MoMA includes six collecting departments: Painting and Sculpture, Architecture and Design (est. 1932 as the Architecture Department), Film and Media (est. 1935 as the Film Library), Photography (est. 1940), Prints and Illustrated Books (est. 1969), and Drawings (est. 1971). The Architecture and Design, Film, and Photography departments were the first of their kind in a museum. Several departments are among the world's strongest in depth and quality. Among MoMA's iconic paintings are Vincent van Gogh's Starry Night (1889), Pablo Picasso's Les Demoiselles d'Avignon (1907), and Salvador Dali's Persistence of Memory (1931). Groundbreaking exhibitions organized by MoMA have included Fantastic Art, Dada, Surrealism (1936), The Family of Man (1955), and "Primitivism" in 20th Century Art (1984). Educational programs have included tours, lectures, lending programs, the publication of guides and exhibition catalogs, and, during World War II, a number of war programs. Funding comes primarily through admission and membership fees, sales of services and publications, and contributions. MoMA has been particularly well endowed with donations of art from trustees and supporters, beginning with Bliss and Rockefeller.

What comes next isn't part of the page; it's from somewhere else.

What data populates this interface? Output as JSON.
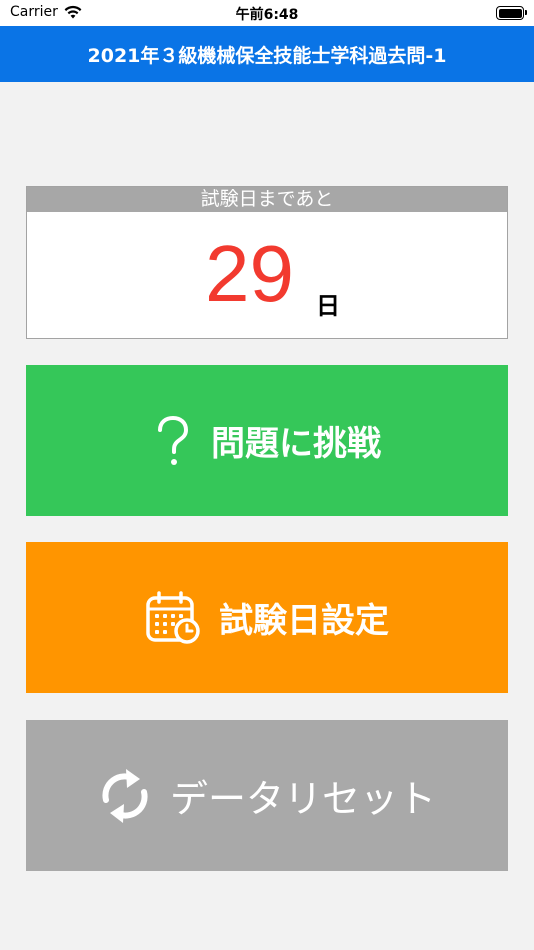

Since 1932, MoMA's address has been 11 West Fifty-third Street in New York City, though it has expanded enormously by repeatedly acquiring adjacent property and undergoing major building projects completed in 1939, 1964, 1984, and (anticipated) 2005.

BIBLIOGRAPHY

Kantor, Sybil Gordon. Alfred H. Barr, Jr. and the Intellectual Origins of the Museum of Modern Art. Cambridge, Mass.: MIT Press, 2001.

Lynes, Russell. Good Old Modern: An Intimate Portrait of the Museum of Modern Art. New York: Atheneum, 1973.

Museum of Modern Art. The History and the Collection. New York: Abrams and the Museum of Modern Art, 1984.